Miedo a arañas y serpientes, presente incluso en los bebés más pequeños

Una viuda negra, con una de las mordidas más letales de la naturaleza (Max Pixel).

Aunque son raras, la mordida de una araña de rincón, también llamada chilena marrón o violinista, puede ser mortal. Claro está, pocas habitan o incluso prosperan en medios urbanos, que es donde la mayoría de gente en el planeta vive (54,3% en 2016, según el Banco Mundial). Ni la viuda negra ni la roja, algunas de las más peligrosas, viven cómodamente en ciudades. Y de hecho Australia, cuna de las especies más mortales de arácnidos en el mundo, registró el año pasado la primera muerte por mordida de arañas en 37 años. Vamos, con ello queremos decir que hay que tener muy mala suerte para morirse de una mordida de araña.

No obstante, pese a que la lógica así lo ordene, el miedo a las arañas es uno generalizado en todo el mundo, sin hubiera habido hasta ahora un estudio que abundara en la génesis de esa aversión que hoy casi tomamos como un reflejo.

Algunos científicos suponen que aprendemos este miedo de nuestro entorno cuando somos niños, otros suponen que es innato.

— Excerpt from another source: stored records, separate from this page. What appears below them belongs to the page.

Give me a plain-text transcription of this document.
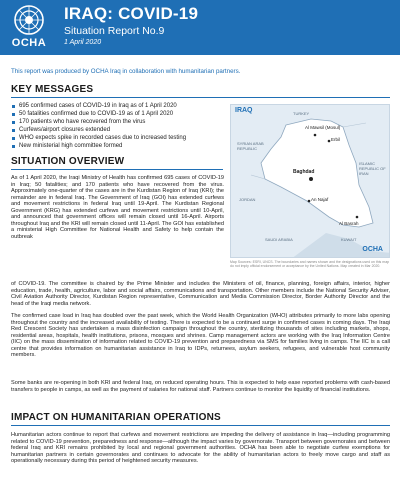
OCHA
IRAQ: COVID-19
Situation Report No.9
1 April 2020
This report was produced by OCHA Iraq in collaboration with humanitarian partners.
KEY MESSAGES
695 confirmed cases of COVID-19 in Iraq as of 1 April 2020
50 fatalities confirmed due to COVID-19 as of 1 April 2020
170 patients who have recovered from the virus
Curfews/airport closures extended
WHO expects spike in recorded cases due to increased testing
New ministerial high committee formed
IRAQ	TURKEY
SYRIAN ARAB REPUBLIC
ISLAMIC REPUBLIC OF IRAN
JORDAN
SAUDI ARABIA	KUWAIT
Erbil
Al Mawsil (Mosul)
Baghdad
An Najaf
Al Basrah
OCHA

Map Sources: ESRI, UNCS. The boundaries and names shown and the designations used on this map do not imply official endorsement or acceptance by the United Nations. Map created in Mar 2020.

SITUATION OVERVIEW

As of 1 April 2020, the Iraqi Ministry of Health has confirmed 695 cases of COVID-19 in Iraq; 50 fatalities; and 170 patients who have recovered from the virus. Approximately one-quarter of the cases are in the Kurdistan Region of Iraq (KRI); the remainder are in federal Iraq. The Government of Iraq (GOI) has extended curfews and movement restrictions in federal Iraq until 19-April. The Kurdistan Regional Government (KRG) has extended curfews and movement restrictions until 10-April, and announced that government offices will remain closed until 16-April. Airports throughout Iraq and the KRI will remain closed until 11-April. The GOI has established a ministerial High Committee for National Health and Safety to help contain the outbreak

of COVID-19. The committee is chaired by the Prime Minister and includes the Ministers of oil, finance, planning, foreign affairs, interior, higher education, trade, health, agriculture, labor and social affairs, communications and transportation. Other members include the National Security Adviser, Civil Aviation Authority Director, Kurdistan Region representative, Communication and Media Commission Director, Border Authority Director and the head of the Iraqi media network.

The confirmed case load in Iraq has doubled over the past week, which the World Health Organization (WHO) attributes primarily to more labs opening throughout the country and the increased availability of testing. There is expected to be a continued surge in confirmed cases in coming days. The Iraqi Red Crescent Society has undertaken a mass disinfection campaign throughout the country, sterilizing thousands of sites including markets, shops, residential areas, hospitals, health institutions, prisons, mosques and shrines. Camp management actors are working with the Iraq Information Centre (IIC) on the mass dissemination of information related to COVID-19 prevention and preparedness via SMS for families living in camps. The IIC is a call centre that provides information on humanitarian assistance in Iraq to IDPs, returnees, asylum seekers, refugees, and vulnerable host community members.

Some banks are re-opening in both KRI and federal Iraq, on reduced operating hours. This is expected to help ease reported problems with cash-based transfers to people in camps, as well as the payment of salaries for national staff. Partners continue to monitor the liquidity of financial institutions.

IMPACT ON HUMANITARIAN OPERATIONS

Humanitarian actors continue to report that curfews and movement restrictions are impeding the delivery of assistance in Iraq—including programming related to COVID-19 prevention, preparedness and response—although the impact varies by governorate. Transport between governorates and between federal Iraq and KRI remains prohibited by local and regional government authorities. OCHA has been able to negotiate curfew exemptions for humanitarian partners in certain governorates and continues to advocate for the ability of humanitarian actors to freely move cargo and staff as operationally necessary during this period of heightened security measures.
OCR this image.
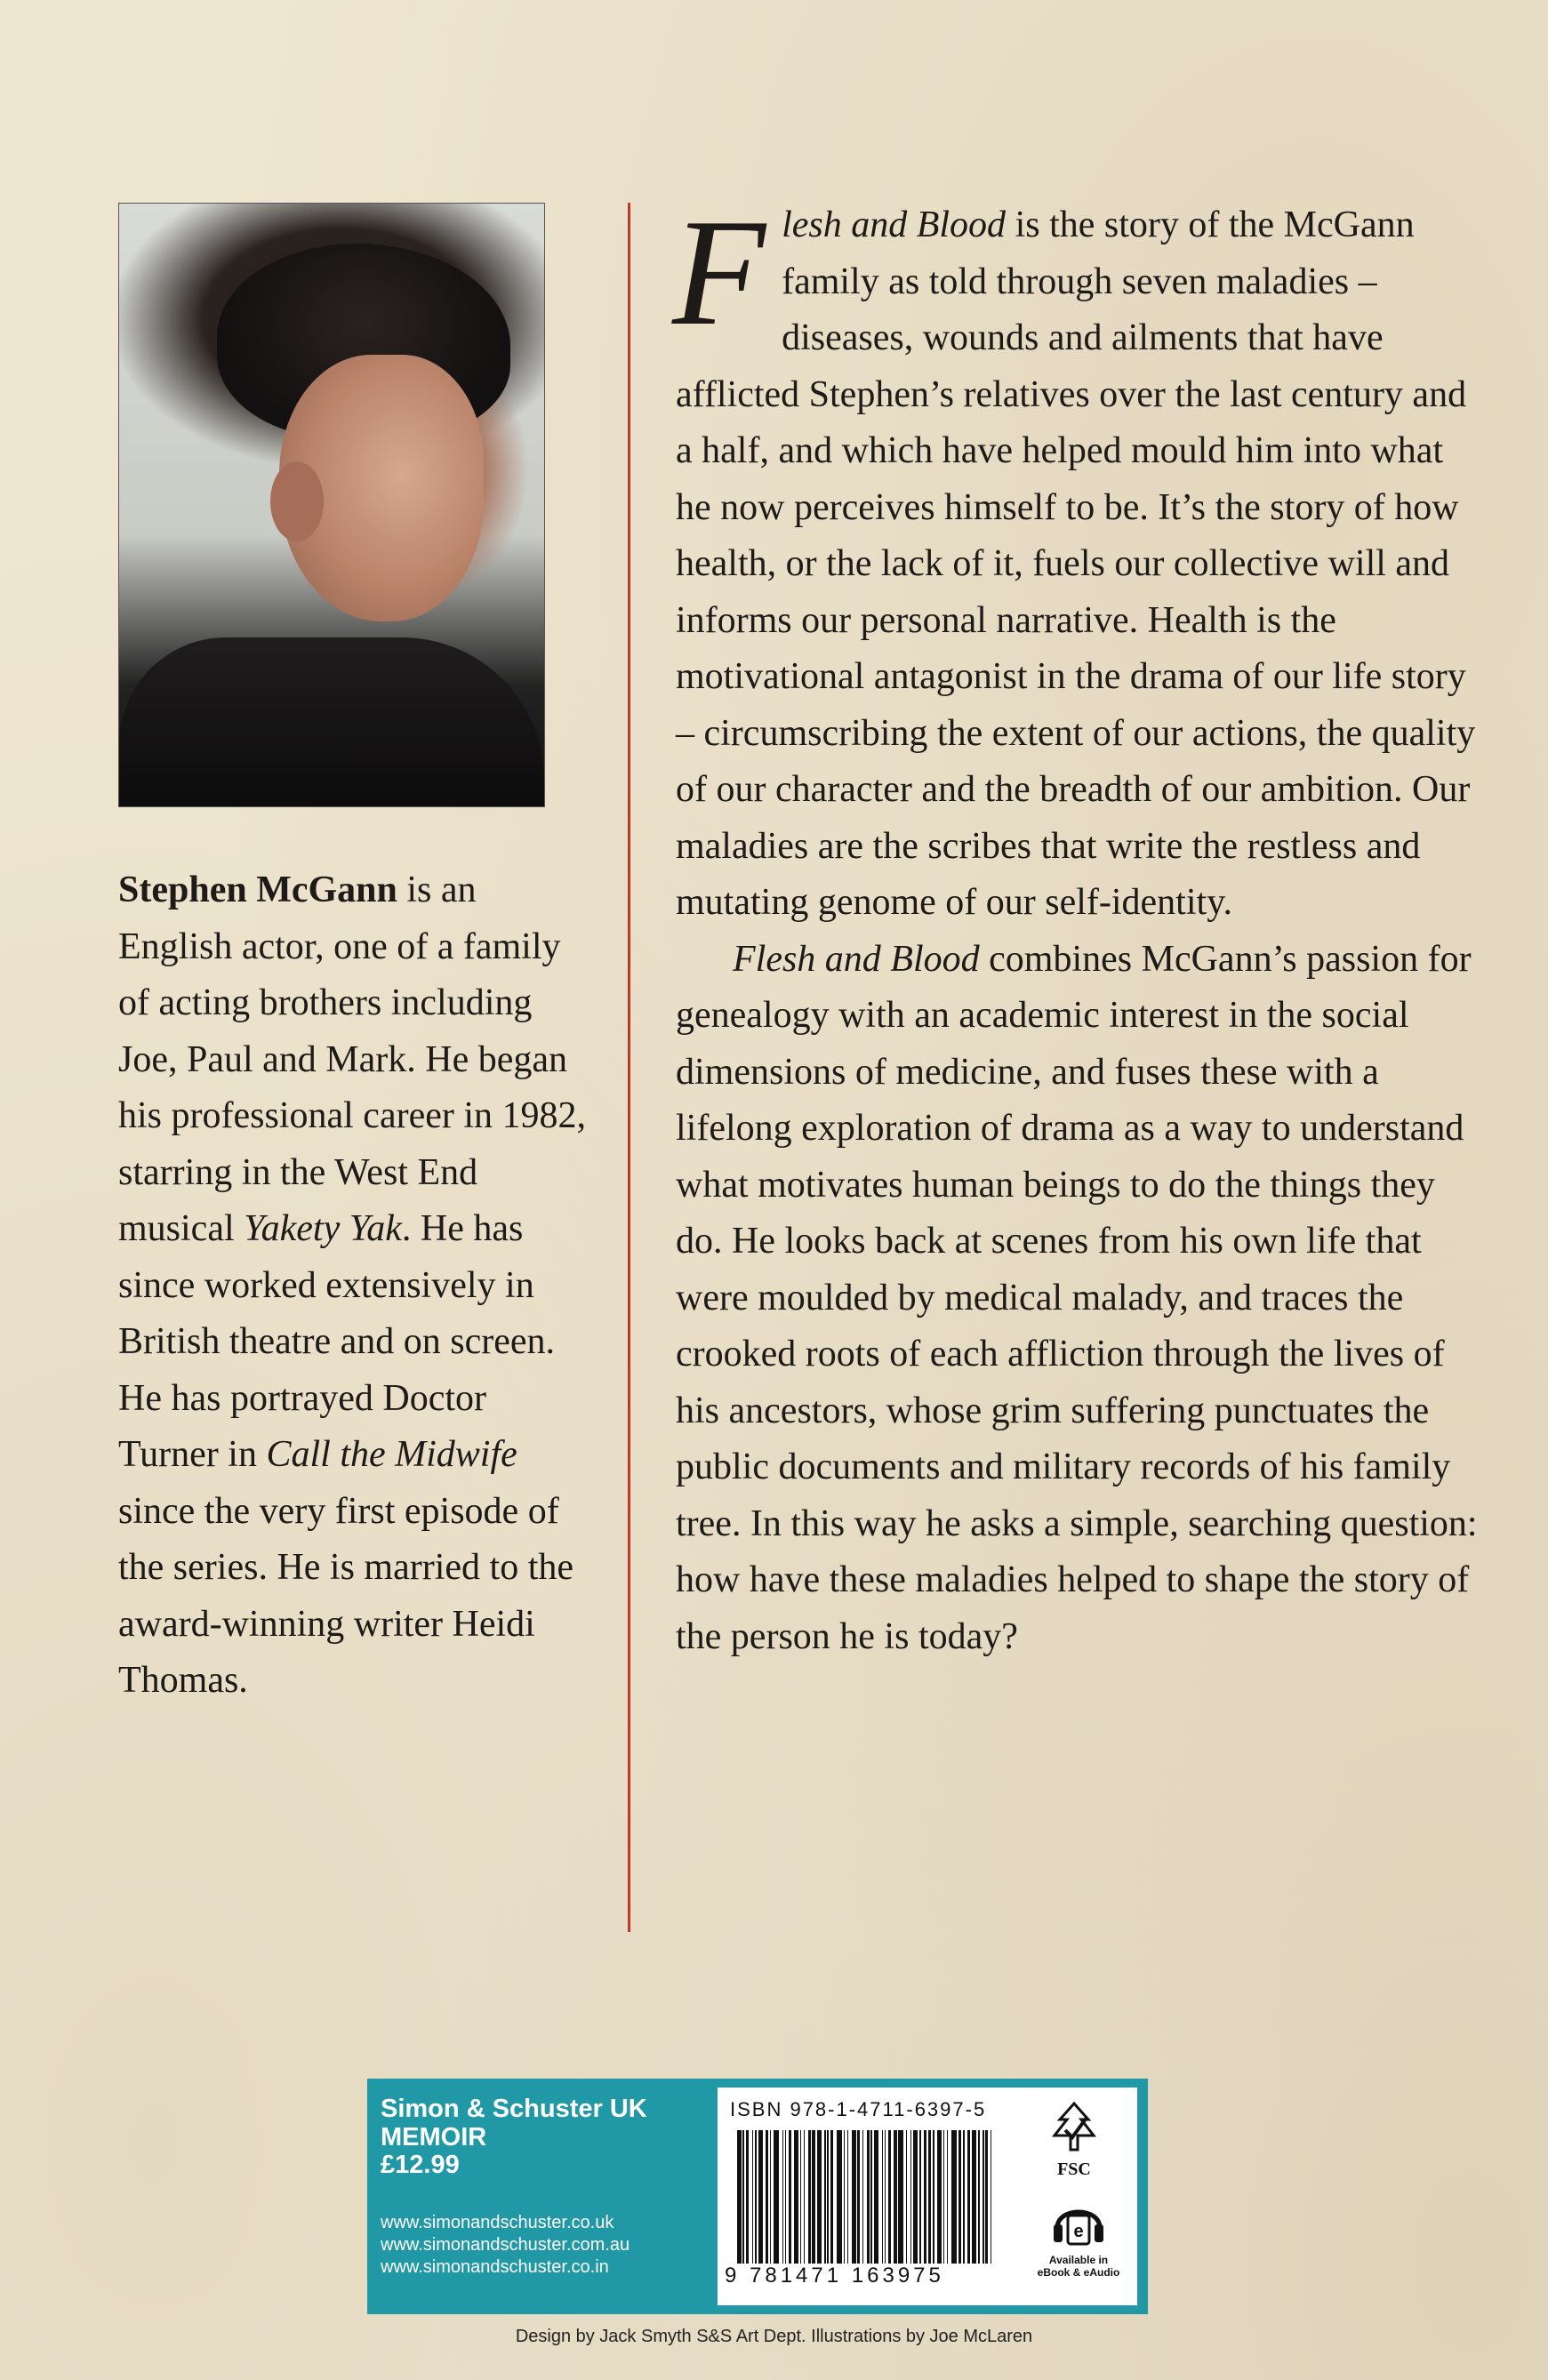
Stephen McGann is an English actor, one of a family of acting brothers including Joe, Paul and Mark. He began his professional career in 1982, starring in the West End musical Yakety Yak. He has since worked extensively in British theatre and on screen. He has portrayed Doctor Turner in Call the Midwife since the very first episode of the series. He is married to the award-winning writer Heidi Thomas.

Flesh and Blood is the story of the McGann family as told through seven maladies – diseases, wounds and ailments that have afflicted Stephen’s relatives over the last century and a half, and which have helped mould him into what he now perceives himself to be. It’s the story of how health, or the lack of it, fuels our collective will and informs our personal narrative. Health is the motivational antagonist in the drama of our life story – circumscribing the extent of our actions, the quality of our character and the breadth of our ambition. Our maladies are the scribes that write the restless and mutating genome of our self-identity.

Flesh and Blood combines McGann’s passion for genealogy with an academic interest in the social dimensions of medicine, and fuses these with a lifelong exploration of drama as a way to understand what motivates human beings to do the things they do. He looks back at scenes from his own life that were moulded by medical malady, and traces the crooked roots of each affliction through the lives of his ancestors, whose grim suffering punctuates the public documents and military records of his family tree. In this way he asks a simple, searching question: how have these maladies helped to shape the story of the person he is today?

Simon & Schuster UK
MEMOIR
£12.99
www.simonandschuster.co.uk
www.simonandschuster.com.au
www.simonandschuster.co.in
ISBN 978-1-4711-6397-5
9 781471 163975
FSC
e
Available in eBook & eAudio
Design by Jack Smyth S&S Art Dept. Illustrations by Joe McLaren
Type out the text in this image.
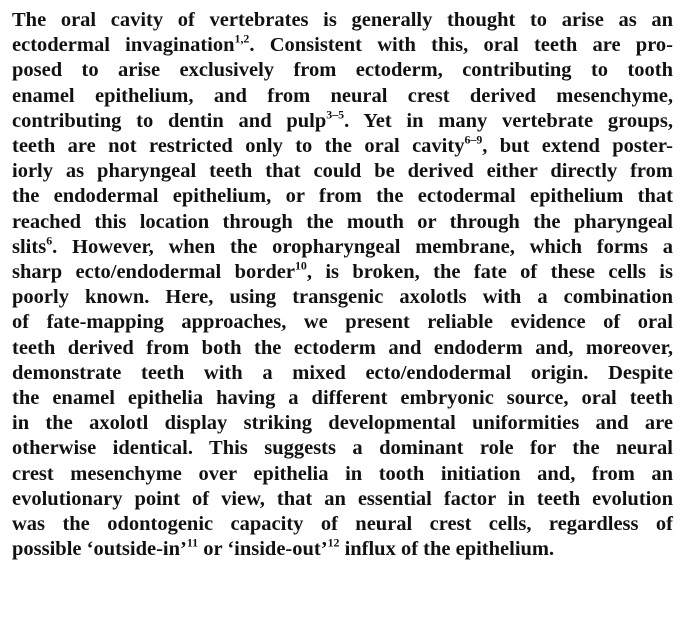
The oral cavity of vertebrates is generally thought to arise as an
ectodermal invagination$^{1,2}$. Consistent with this, oral teeth are pro-
posed to arise exclusively from ectoderm, contributing to tooth
enamel epithelium, and from neural crest derived mesenchyme,
contributing to dentin and pulp$^{3-5}$. Yet in many vertebrate groups,
teeth are not restricted only to the oral cavity$^{6-9}$, but extend poster-
iorly as pharyngeal teeth that could be derived either directly from
the endodermal epithelium, or from the ectodermal epithelium that
reached this location through the mouth or through the pharyngeal
slits$^6$. However, when the oropharyngeal membrane, which forms a
sharp ecto/endodermal border$^{10}$, is broken, the fate of these cells is
poorly known. Here, using transgenic axolotls with a combination
of fate-mapping approaches, we present reliable evidence of oral
teeth derived from both the ectoderm and endoderm and, moreover,
demonstrate teeth with a mixed ecto/endodermal origin. Despite
the enamel epithelia having a different embryonic source, oral teeth
in the axolotl display striking developmental uniformities and are
otherwise identical. This suggests a dominant role for the neural
crest mesenchyme over epithelia in tooth initiation and, from an
evolutionary point of view, that an essential factor in teeth evolution
was the odontogenic capacity of neural crest cells, regardless of
possible ‘outside-in’$^{11}$ or ‘inside-out’$^{12}$ influx of the epithelium.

Estudiarlo es complicado: investigaciones previas con adultos o niños mayores, no pudieron distinguir qué comportamiento se aprendió y cuál fue innato.

No obstante, científicos del Instituto Max Planck de Ciencias Cognitivas y Cerebrales Humanas (MPI CBS) en Leipzig y la Universidad de Uppsala, Suecia, observaron que incluso en bebés de seis meses —que poco saben del mundo y de animales letales— se evoca una reacción de estrés cuando ven una araña o una serpiente.

"Cuando mostrábamos fotos de una serpiente o una araña a los bebés en lugar de una flor o un pez del mismo tamaño y color, reaccionaban con pupilas significativamente más grandes", dice Stefanie Hoehl, investigadora principal del estudio subyacente y neurocientífica del MPI. CBS y la Universidad de Viena. "En condiciones de luz constante este cambio en el tamaño de las pupilas es una señal importante para la activación del sistema noradrenérgico en el cerebro, que es responsable de las reacciones de estrés. Por consiguiente, incluso los bebés más pequeños parecen estar estresados ​​por estos grupos de animales. "

"Concluimos que el miedo a las serpientes y las arañas es de origen evolutivo. Al igual que los primates, los mecanismos en nuestro cerebro nos permiten identificar objetos como 'araña' o 'serpiente' y reaccionar a ellos muy rápido. Esta reacción de estrés heredada obviamente a su vez nos predispone a aprender estos animales como peligrosos o desagradables. Cuando esto acompaña a otros factores puede convertirse en un miedo real o incluso fobia. Una fuerte aversión al pánico exhibida por los padres o una predisposición genética a una amígdala hiperactiva, que es importante para estimar peligros, puede significar que una mayor atención hacia estas criaturas se convierte en un trastorno de ansiedad", señalan los autores de la investigación publicada en la revista Frontiers in Psychology.

Ello sugiere que la reacción particular a arañas y serpientes —y no a otros animales potencialmente peligrosos, de acuerdo con otros estudios— se debe a la coexistencia de estos con seres humanos y sus antepasados ​​durante más de 40 a 60 millones de años, y por lo tanto mucho más que con los mamíferos peligrosos de hoy. La reacción que es inducida por los grupos de animales que se temen desde el nacimiento podría haberse incrustado en el cerebro durante un tiempo evolutivamente largo.

Si bien objetos peligrosos como cuchillos o enchufes deberían tener el mismo efecto —la aversión transmitida— no ocurre con ellos porque a diferencia de las especies animales mencionadas, el hombre no convive hace mucho con tales riesgos (el primer cuchillo data de la Edad de Piedra, hace algo de 2,5 millones de años).